In conclusion, the theory of the Mozart effect is not universally accepted. Rauscher, Shaw, and Ky (1993) state that discrepancies in results are related to methodology variances in the research. However, there does seem to be substantiation in documented empirical conclusions regarding activation of brain centers dealing with spatial-temporal reasoning and decreased epileptic behaviors caused by electrical events in the brain. The Mozart effect has been determined to influence a temporary increase in IQ in large numbers of studies, but the impact has not been found to have long-term outcomes.

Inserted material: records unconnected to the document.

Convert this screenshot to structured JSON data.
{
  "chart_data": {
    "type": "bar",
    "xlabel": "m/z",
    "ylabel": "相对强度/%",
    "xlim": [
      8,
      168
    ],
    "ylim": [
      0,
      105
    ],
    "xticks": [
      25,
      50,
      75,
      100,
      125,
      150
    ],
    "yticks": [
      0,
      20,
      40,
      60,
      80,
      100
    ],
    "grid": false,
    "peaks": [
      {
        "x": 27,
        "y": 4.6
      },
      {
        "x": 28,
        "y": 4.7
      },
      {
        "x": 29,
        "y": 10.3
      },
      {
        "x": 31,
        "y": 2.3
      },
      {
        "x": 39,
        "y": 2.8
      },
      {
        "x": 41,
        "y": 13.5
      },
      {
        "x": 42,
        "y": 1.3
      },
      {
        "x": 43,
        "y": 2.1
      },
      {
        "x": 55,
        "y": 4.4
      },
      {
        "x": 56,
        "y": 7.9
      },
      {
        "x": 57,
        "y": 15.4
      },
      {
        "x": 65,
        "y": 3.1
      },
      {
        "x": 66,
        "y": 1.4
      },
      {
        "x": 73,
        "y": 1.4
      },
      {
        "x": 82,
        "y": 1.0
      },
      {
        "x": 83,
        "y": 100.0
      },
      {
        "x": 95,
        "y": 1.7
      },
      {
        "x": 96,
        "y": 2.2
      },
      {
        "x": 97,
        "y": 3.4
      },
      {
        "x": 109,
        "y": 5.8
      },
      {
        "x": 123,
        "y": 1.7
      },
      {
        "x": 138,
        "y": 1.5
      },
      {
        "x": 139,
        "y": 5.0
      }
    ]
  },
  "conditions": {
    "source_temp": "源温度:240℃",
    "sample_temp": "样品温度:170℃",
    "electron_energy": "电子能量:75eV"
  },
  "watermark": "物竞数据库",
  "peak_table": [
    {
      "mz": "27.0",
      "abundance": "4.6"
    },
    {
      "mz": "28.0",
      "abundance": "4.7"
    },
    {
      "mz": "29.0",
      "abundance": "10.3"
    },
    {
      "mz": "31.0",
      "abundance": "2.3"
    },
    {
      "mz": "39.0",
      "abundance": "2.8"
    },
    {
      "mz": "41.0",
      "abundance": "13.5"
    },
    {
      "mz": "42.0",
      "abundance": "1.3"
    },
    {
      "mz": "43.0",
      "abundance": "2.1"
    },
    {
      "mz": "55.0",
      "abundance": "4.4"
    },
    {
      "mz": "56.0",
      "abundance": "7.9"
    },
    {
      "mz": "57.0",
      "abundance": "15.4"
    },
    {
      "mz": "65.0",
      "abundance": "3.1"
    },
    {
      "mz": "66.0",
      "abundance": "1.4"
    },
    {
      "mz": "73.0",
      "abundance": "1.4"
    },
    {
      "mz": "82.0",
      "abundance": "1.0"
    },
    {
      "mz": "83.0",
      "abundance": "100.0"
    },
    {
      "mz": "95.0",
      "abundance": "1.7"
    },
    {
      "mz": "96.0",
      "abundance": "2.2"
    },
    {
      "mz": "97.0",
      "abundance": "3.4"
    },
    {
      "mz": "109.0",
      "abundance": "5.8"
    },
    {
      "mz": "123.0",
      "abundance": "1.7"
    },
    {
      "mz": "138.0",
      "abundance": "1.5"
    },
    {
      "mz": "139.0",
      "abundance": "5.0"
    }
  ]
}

The implication of the Mozart effect is the concept promoting intelligence through the use of high degrees of long-term periodicity similar to those discovered in compositions of Mozart and J.S. Bach. There is also promise of effective treatment of epilepsy and other disorders resulting from dysfunctional electrical activity in the brain through the use of directed resonating sound waves. If it is found that individual traits developed during growth and development predispose a person to reacting positively to sound for increasing intelligence, methods of teaching and child rearing may be significantly affected. While these types of applications of the Mozart effect lie in the fruit of future research, the ground has been broken through the development of technology capable of investigating, evaluating, and implementing the components of music that literally touch the mind.